Трубчатая нервная система – вторая особенность хордовых имеет нейроцель – полость внутри, заполненную спинномозговой жидкостью. Это величайшее достижение, давшее нам возможность стать разумными. У большинства беспозвоночных нервные скопления – ганглии – это просто комочки из множества нейронов, снабжаемые кислородом и питательными веществами только снаружи. При увеличении размера ганглия больше определённого предела – и этот предел не так уж велик – внутренние клетки перестают получать питание. Проблему, конечно, можно решить простым увеличением числа ганглиев; например, немертина Lineus longissimus может иметь длину 60 м (а это, на всякий случай, вдвое больше синего кита!), но общая масса нервной ткани даже в этом случае ничтожно мала, тем более что все ганглии выполняют одинаковую функцию. Ещё можно усложнить поверхность, создать, например, грибовидные тела и протянуть сквозь мозг дыхательные трахеи, как это сделано у насекомых, да к тому же расположить в разных сегментах разные типы ганглиев. Но и это полумеры, принципиально не решающие задачу. Совсем другое дело – трубка. Питание её стенок идёт как снаружи – через окружающие мозг капилляры, так и изнутри – через спинномозговую жидкость. А если ещё переднюю часть расширить в мозговые пузыри с раздутыми производными нейроцели – желудочками, а поверхность сложить складками – бороздами и извилинами, то мозг можно увеличивать практически безгранично – вплоть до полутора – двух килограммов у человека и четырёх – девяти у кашалота и слона. Понятно, что древнейшие хордовые ещё не прочувствовали всех этих преимуществ, но и на первых порах даже незначительное увеличение сообразительности давало выигрыш перед туповатыми членистоногими хищниками.

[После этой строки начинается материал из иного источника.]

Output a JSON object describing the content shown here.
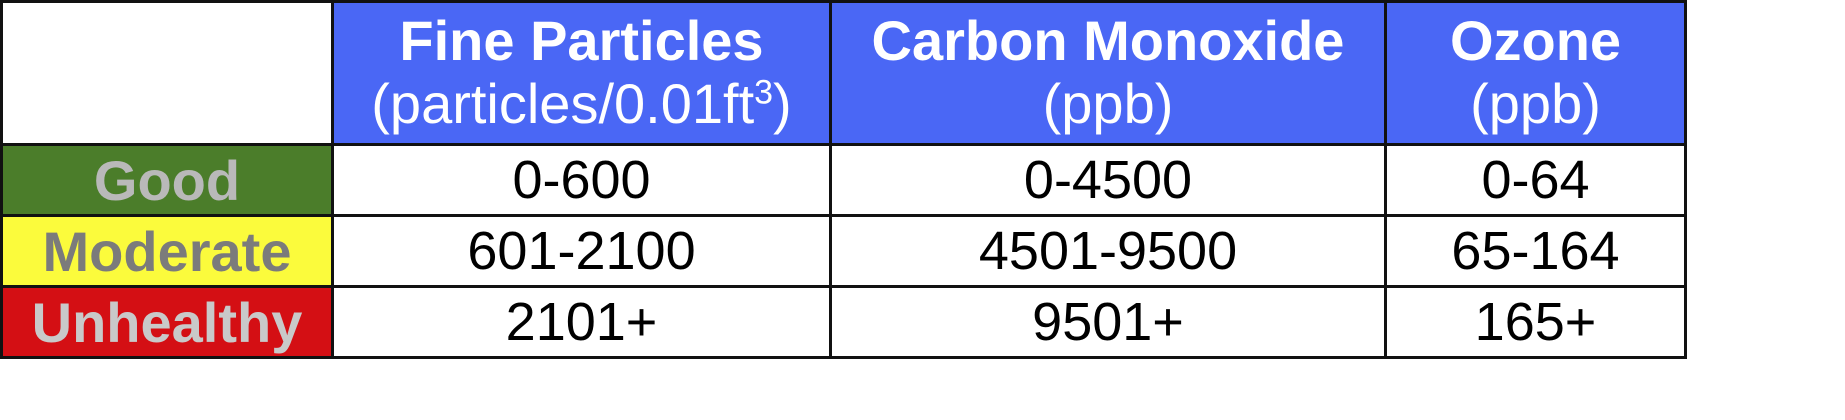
{
  "table": {
    "columns": [
      {
        "title": "Fine Particles",
        "unit": "(particles/0.01ft",
        "unit_sup": "3",
        "unit_end": ")"
      },
      {
        "title": "Carbon Monoxide",
        "unit": "(ppb)",
        "unit_sup": "",
        "unit_end": ""
      },
      {
        "title": "Ozone",
        "unit": "(ppb)",
        "unit_sup": "",
        "unit_end": ""
      }
    ],
    "header_color": "#4a67f5",
    "rows": [
      {
        "level": "Good",
        "level_bg": "#4b7d2a",
        "level_color": "#b9b9b9",
        "values": [
          "0-600",
          "0-4500",
          "0-64"
        ]
      },
      {
        "level": "Moderate",
        "level_bg": "#fbfb3c",
        "level_color": "#7b7b7b",
        "values": [
          "601-2100",
          "4501-9500",
          "65-164"
        ]
      },
      {
        "level": "Unhealthy",
        "level_bg": "#d40f14",
        "level_color": "#c9c9c9",
        "values": [
          "2101+",
          "9501+",
          "165+"
        ]
      }
    ]
  }
}
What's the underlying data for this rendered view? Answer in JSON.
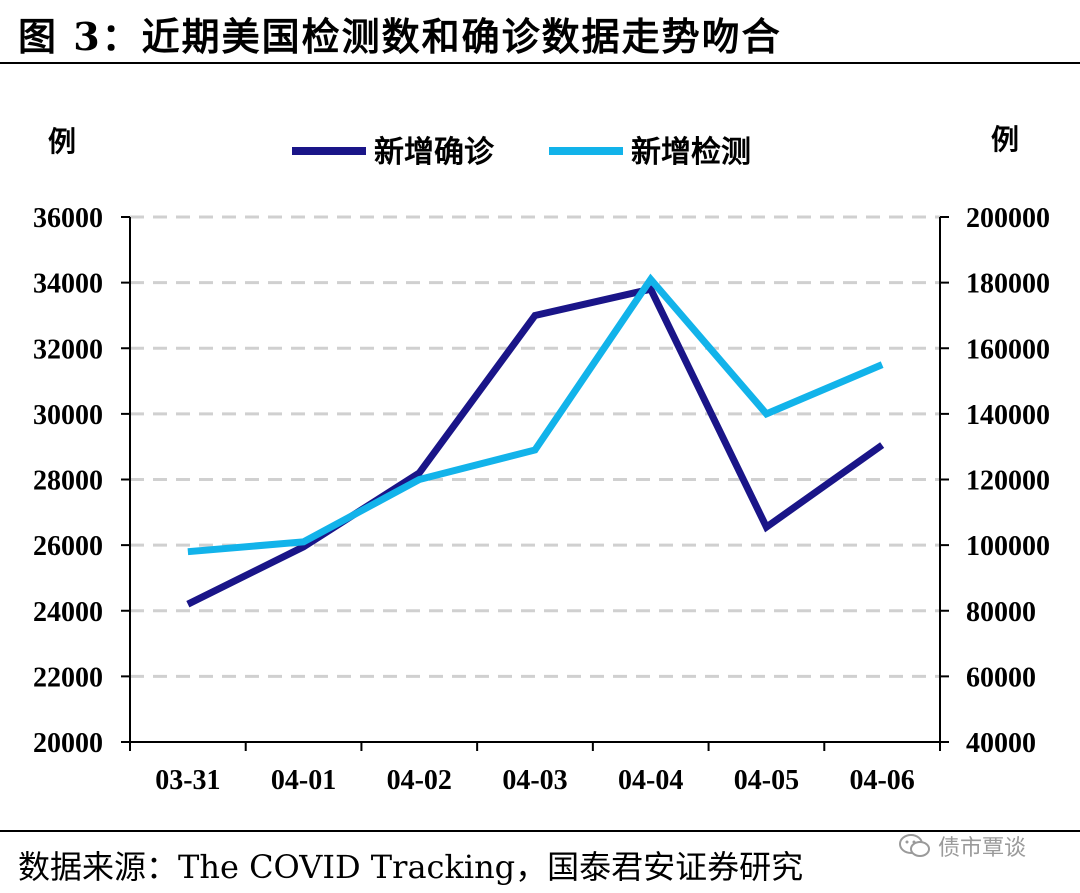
{
  "title": "图 3：近期美国检测数和确诊数据走势吻合",
  "source": "数据来源：The COVID Tracking，国泰君安证券研究",
  "watermark": "债市覃谈",
  "chart_data": {
    "type": "line",
    "categories": [
      "03-31",
      "04-01",
      "04-02",
      "04-03",
      "04-04",
      "04-05",
      "04-06"
    ],
    "ylabel_left": "例",
    "ylabel_right": "例",
    "ylim_left": [
      20000,
      36000
    ],
    "ylim_right": [
      40000,
      200000
    ],
    "yticks_left": [
      20000,
      22000,
      24000,
      26000,
      28000,
      30000,
      32000,
      34000,
      36000
    ],
    "yticks_right": [
      40000,
      60000,
      80000,
      100000,
      120000,
      140000,
      160000,
      180000,
      200000
    ],
    "grid": "horizontal dashed",
    "legend_position": "top-center",
    "series": [
      {
        "name": "新增确诊",
        "axis": "left",
        "color": "#1a1588",
        "values": [
          24200,
          25950,
          28200,
          33000,
          33800,
          26550,
          29050
        ]
      },
      {
        "name": "新增检测",
        "axis": "right",
        "color": "#12b3ea",
        "values": [
          98000,
          101000,
          120000,
          129000,
          181000,
          140000,
          155000
        ]
      }
    ]
  }
}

Кроме прочего, есть существенное различие эмбрионального формирования мозга первично- и вторичноротых: у первых зачаток первичного мозга благополучно развивается, а у нас – редуцируется, а потом возникает новый нервный центр, так что мы мало того что вторичноротые, так ещё и вторичномозговые.
Замкнутая кровеносная система – ещё один важный наворот анатомии хордовых. Правда, его уникальность под сомнением с двух позиций. Во-первых, как уже упоминалось, у кольчатых червей кровеносная система тоже замкнутая, а во-вторых, у ланцетника, строго говоря, она не совсем замкнутая. Ежели смотреть в обычный микроскоп, мы увидим в теле ланцетника полностью замыкающиеся друг на друга трубочки, но секрет в том, что у самых мелких «капилляров» нет специфической эндотелиальной выстилки, так что это вовсе даже и не капилляры, а просто трубкообразные расщепления тканей, через которые течёт кровь; да и у крупных сосудов выстилка не сплошная. Впрочем, это придирки – функционально все трубки составляют замкнутую систему.